In-Depth

IT Reality Check: Bracing for Impact in 2009

Four reasons you should consider an investment in IT process automation

By Chris Pick

It is no secret that the economic realities of 2008 and 2009 do not bode well for enterprise IT organizations. With budget cuts looming, IT executives are scrutinizing every decision to determine just how much they can reduce spending without “breaking” day-to-day operations. Moreover, they worry about how they will effectively manage what the new year brings -- the need for new services, the desire for new technologies, and other unforeseen demands as their businesses evolve.

As the head of a global product organization, I have the opportunity to meet with a wide variety of customers around the world -- from IT Operations to Security to C-level management. This quarter, every customer I have spoken with has their own version of these challenges and concerns. The stark reality we discuss at length is that IT is going to have to do more with less. IT is going to have to leverage what it has and do a much better job of making sure their current investments produce services that tangibly benefit the business.

The good news is that many customers are seeking insight into HOW to do more with less. They ask me: What practical steps can be taken, and how do we get past just paying lip service to the concept and actually do more with fewer resources and a smaller budget in 2009?

In every instance, my reply to these customers has been to integrate and automate IT management.

By applying IT process automation technology smartly, IT can achieve a level of visibility and control it has always needed, along with the ability to expand capacity and reduce the costs of IT service delivery.

I’ll grant you, I’m prejudiced. I work for a company with an IT automation product. Nevertheless, no matter what vendor tool you select, I believe there are solid benefits to the technology. In fact, I believe IT process automation could be the “killer application” of 2009.

Here are the top four reasons why you should consider IT process automation as a primary investment.

To eliminate labor inefficiencies. Labor costs are probably the single greatest expense of your IT department. For every mundane, routine task that a highly skilled administrator performs, the less time that individual has for more strategic projects, or the less time they have to actually dig in to the current assets you own to take full advantage of their functionality.

Repetitive and low-skilled tasks are perfect candidates for IT process automation. By establishing a process that can control IT management tools, you can remove the constant need for human intervention. For example, complex server reboots can be safely initiated, automated, and monitored by low-skilled employees, freeing server or application administrators to work on enabling new services. By automatically documenting process execution, you maintain an audit trail, and eliminate the time burden of manual documentation (such as updating tickets). This ensures repeatability even if administrators move on.

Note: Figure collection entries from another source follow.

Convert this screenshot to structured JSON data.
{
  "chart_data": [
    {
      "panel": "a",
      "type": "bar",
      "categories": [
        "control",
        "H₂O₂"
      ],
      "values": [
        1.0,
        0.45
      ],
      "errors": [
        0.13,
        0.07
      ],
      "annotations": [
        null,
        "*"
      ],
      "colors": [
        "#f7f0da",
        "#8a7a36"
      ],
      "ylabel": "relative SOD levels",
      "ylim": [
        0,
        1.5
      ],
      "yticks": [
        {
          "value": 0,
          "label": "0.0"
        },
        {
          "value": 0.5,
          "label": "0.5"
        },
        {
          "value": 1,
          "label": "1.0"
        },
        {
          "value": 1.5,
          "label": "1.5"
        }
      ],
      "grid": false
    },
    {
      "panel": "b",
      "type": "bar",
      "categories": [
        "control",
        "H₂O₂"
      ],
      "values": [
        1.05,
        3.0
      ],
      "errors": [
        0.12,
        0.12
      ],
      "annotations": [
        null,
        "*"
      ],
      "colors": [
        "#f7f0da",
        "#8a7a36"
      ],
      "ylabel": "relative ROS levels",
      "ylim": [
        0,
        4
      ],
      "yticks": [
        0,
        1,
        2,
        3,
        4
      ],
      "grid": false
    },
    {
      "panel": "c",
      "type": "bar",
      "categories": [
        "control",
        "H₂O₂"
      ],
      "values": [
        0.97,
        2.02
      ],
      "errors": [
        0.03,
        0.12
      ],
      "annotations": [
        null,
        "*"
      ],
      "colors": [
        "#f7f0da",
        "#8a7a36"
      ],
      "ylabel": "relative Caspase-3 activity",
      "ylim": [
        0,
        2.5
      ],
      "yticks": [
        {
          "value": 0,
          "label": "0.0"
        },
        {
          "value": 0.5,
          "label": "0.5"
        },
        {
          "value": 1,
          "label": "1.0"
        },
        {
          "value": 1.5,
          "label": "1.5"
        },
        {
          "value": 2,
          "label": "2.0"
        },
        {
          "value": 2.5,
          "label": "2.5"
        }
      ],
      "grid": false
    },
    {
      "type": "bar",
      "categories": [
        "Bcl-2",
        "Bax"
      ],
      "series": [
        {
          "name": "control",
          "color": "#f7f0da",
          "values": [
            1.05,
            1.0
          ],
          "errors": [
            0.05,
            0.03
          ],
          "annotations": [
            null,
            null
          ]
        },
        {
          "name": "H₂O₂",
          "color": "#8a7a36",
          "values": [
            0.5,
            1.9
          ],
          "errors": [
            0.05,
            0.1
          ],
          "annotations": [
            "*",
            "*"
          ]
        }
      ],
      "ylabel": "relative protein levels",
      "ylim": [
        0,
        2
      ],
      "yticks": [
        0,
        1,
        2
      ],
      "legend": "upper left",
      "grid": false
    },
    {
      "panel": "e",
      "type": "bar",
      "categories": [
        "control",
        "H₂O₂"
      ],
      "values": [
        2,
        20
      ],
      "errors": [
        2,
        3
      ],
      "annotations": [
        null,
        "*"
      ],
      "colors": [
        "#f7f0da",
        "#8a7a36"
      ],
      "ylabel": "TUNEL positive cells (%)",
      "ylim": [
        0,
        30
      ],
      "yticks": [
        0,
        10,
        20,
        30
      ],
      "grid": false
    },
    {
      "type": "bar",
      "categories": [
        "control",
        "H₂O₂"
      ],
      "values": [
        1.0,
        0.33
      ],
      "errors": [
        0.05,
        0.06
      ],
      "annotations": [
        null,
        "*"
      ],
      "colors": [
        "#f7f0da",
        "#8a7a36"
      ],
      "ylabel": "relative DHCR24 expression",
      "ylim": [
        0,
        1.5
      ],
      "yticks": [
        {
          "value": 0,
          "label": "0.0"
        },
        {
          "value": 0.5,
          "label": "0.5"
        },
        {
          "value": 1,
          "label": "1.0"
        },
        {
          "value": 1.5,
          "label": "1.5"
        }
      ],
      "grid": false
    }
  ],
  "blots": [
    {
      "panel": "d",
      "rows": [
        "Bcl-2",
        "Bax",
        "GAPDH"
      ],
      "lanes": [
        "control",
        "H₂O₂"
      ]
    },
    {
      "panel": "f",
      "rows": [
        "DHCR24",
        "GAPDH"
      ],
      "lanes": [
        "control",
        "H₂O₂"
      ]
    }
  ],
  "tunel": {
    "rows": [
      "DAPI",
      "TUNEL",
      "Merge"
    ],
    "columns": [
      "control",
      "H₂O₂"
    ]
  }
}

To reduce license costs by identifying and replacing underperforming assets. Most IT managers admit that they only use a fraction of the capabilities of their existing management tools. It’s the 80/20 rule -- they use 20 percent of the functionality and leave 80 percent in the box. Worse, they admit that they have many instances of investments with overlapping features. To be successful in 2009, you need to take inventory of what you have and fully understand how those tools contribute to the business services you deliver. You need to be thinking: How can I swap out investments to deliver greater return in less than 12 months?

If you can identify “questionable” assets, you can justifiably replace them with an investment in IT process automation at an equal or smaller cost of current maintenance. Because IT process automation is fundamentally a technology that integrates a broad range of IT management tools and includes pre-existing knowledge of how those tools work, it can maximize performing investments. By swapping out marginal investments, you will be able to architect richer business services, eliminate overlapping products, and (best of all) drive down management and maintenance costs.

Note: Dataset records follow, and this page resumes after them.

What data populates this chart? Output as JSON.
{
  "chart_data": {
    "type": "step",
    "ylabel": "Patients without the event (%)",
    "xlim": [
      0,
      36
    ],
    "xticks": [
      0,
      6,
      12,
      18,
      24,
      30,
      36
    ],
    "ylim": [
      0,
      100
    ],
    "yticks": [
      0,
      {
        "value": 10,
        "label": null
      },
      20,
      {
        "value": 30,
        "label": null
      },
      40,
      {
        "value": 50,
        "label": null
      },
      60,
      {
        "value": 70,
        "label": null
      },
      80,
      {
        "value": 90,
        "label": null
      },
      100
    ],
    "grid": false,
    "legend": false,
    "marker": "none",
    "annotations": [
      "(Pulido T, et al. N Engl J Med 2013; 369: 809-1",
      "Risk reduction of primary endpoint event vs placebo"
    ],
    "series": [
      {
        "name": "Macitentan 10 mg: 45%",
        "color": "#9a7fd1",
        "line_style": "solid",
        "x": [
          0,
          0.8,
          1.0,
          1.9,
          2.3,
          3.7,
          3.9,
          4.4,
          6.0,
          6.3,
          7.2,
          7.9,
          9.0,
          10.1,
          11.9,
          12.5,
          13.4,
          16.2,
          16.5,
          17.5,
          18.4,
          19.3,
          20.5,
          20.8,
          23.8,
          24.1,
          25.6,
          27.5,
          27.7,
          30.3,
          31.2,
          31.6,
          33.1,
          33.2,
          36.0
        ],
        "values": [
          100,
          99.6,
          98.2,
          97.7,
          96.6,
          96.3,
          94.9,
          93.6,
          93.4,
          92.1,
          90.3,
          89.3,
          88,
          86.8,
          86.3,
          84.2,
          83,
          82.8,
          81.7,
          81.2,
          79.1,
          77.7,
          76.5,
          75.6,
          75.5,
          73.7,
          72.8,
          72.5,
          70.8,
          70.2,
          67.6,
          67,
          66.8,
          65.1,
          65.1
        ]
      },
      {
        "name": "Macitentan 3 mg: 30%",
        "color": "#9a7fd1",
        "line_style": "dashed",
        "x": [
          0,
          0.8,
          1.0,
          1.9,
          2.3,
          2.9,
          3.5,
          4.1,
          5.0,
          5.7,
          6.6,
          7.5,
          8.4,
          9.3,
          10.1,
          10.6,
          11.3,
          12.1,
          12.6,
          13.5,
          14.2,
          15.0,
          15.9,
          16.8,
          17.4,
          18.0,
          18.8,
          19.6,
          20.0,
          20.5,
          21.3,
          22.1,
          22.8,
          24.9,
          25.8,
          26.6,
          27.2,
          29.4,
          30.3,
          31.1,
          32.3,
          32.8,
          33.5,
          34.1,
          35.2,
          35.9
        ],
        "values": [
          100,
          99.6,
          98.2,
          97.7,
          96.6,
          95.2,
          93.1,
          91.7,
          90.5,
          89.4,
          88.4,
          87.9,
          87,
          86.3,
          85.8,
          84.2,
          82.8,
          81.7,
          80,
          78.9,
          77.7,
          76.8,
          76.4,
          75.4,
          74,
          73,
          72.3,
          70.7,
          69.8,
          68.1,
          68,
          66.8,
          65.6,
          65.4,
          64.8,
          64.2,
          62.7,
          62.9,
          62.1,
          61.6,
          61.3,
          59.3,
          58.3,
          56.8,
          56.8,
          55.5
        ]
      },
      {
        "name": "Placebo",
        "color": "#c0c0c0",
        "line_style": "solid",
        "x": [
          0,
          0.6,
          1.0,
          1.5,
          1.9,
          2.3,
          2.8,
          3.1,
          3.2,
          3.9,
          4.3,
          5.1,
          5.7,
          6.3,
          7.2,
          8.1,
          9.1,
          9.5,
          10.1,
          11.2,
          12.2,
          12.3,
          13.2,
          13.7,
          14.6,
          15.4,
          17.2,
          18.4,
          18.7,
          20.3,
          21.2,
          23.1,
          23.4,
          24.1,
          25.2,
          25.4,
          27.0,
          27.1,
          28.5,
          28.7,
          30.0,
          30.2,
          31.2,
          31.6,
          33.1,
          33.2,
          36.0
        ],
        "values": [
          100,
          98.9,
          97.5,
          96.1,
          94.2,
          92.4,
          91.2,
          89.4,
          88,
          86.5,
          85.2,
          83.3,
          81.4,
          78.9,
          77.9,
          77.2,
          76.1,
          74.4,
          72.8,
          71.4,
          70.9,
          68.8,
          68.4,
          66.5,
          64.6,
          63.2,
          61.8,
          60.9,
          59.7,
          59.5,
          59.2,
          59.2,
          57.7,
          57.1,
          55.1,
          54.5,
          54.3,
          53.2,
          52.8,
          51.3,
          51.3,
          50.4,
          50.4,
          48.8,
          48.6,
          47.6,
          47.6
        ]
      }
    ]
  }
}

To replace point automation tools. Many customers I meet with indicate that they see the benefit of automation, and have even purchased specific tools to increase automation in support of a business service. Job scheduling tools are a great example. Although they automate batch transaction execution and support critical legacy applications, they only address a small percentage of the overall IT process. They cannot provide labor and time savings across the process.

IT process automation can replace point automation tools to support both packaged and custom legacy applications to better integrate technologies through the context of process. It can perform the same roles that niche automation tools provide, and deliver much greater value to the IT organization and business overall. Rather than endure expensive annual maintenance bills, technologies such as IT process automation can provide a broader application of automation, a cost structure that decreases, and documented labor and time savings with each IT process automated.

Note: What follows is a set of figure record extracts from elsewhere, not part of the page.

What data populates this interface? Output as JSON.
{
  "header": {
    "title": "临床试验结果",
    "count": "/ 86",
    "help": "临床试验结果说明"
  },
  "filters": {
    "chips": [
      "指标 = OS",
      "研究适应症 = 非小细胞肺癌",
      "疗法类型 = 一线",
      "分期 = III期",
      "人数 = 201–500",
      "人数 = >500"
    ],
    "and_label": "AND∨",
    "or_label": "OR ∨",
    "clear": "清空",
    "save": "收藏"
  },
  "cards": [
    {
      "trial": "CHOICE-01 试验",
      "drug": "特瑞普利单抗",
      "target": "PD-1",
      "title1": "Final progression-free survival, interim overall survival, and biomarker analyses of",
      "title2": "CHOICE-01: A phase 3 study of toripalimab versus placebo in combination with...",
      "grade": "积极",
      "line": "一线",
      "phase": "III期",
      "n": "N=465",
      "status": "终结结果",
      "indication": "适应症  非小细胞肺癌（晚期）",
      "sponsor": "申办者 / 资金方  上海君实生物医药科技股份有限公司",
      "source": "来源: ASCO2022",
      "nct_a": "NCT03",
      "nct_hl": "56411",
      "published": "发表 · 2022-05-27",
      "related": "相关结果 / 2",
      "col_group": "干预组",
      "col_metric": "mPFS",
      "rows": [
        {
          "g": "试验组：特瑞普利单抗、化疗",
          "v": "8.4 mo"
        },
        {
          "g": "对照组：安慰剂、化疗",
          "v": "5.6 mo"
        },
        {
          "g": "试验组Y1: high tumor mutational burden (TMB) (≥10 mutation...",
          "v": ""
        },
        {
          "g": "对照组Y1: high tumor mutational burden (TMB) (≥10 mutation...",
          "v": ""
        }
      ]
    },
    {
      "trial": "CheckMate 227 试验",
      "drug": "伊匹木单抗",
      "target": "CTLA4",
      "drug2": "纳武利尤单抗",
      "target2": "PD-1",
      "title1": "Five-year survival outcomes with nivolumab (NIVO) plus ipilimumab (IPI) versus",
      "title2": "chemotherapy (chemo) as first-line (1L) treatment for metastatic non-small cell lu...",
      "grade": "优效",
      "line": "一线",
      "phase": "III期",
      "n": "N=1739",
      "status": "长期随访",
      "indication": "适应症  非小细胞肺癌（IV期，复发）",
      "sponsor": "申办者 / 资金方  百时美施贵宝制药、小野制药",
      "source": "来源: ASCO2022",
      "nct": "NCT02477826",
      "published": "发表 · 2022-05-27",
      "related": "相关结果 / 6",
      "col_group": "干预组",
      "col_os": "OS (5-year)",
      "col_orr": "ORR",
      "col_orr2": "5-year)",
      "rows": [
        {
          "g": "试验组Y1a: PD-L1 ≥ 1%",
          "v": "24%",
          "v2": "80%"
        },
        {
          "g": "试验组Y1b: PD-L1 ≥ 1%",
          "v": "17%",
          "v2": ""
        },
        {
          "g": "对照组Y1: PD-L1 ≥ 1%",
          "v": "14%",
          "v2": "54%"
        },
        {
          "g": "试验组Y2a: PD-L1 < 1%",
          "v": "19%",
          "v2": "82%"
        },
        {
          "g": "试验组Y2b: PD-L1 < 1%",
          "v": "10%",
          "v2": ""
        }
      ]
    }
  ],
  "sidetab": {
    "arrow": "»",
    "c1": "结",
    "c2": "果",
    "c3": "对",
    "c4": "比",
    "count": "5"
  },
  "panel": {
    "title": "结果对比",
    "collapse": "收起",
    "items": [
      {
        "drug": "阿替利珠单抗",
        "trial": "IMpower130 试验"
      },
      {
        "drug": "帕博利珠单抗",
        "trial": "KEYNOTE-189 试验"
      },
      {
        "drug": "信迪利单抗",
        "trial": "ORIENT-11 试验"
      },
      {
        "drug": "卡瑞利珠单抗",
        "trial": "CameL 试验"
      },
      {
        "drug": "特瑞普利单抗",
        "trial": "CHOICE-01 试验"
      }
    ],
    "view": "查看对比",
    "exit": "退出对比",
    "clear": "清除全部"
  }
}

To realize the discipline of ITIL without the cost. Although the concepts ITIL puts forward are attractive -- IT discipline, greater standardization for improved service delivery, and cost reductions -- many organizations I speak with ultimately put these projects on hold because those benefits come at a cost: people. With ITIL, these customers had to invest in hiring process managers, a cost their budget could not support long term.

Because of the integration and automation capabilities IT process automation provides, ITIL adoption can be achieved by taking a much more targeted and practical approach because it eliminates the “process” managers altogether. First, determine which ITIL processes can provide your organization the most value (incident management, event management, and change and configuration management are good starting points), the greatest productivity, and the best alignment with business objectives. Then, use the ability to model, orchestrate, and automate the micro-processes that pertain to these ITIL disciplines to radically reduce the manual burden associated with ongoing ITIL adoption and documentation.

As I continue to speak with customers and prospects next quarter, I expect that many of the conversations will revolve around how can IT do more with less? And the answer will still be to integrate and automate IT management. The basic “killer applications” for IT process automation will make a demonstrable impact on how IT organizations meet the current (and future) service demands with limited budget and resources in 2009. It can help maximize the investments you have, better align those investments to the business services you deliver, and automate a significant chunk of the IT management burden you face daily. If you haven’t yet considered IT process automation, there is no better time than the present as you brace yourself for all that 2009 will bring.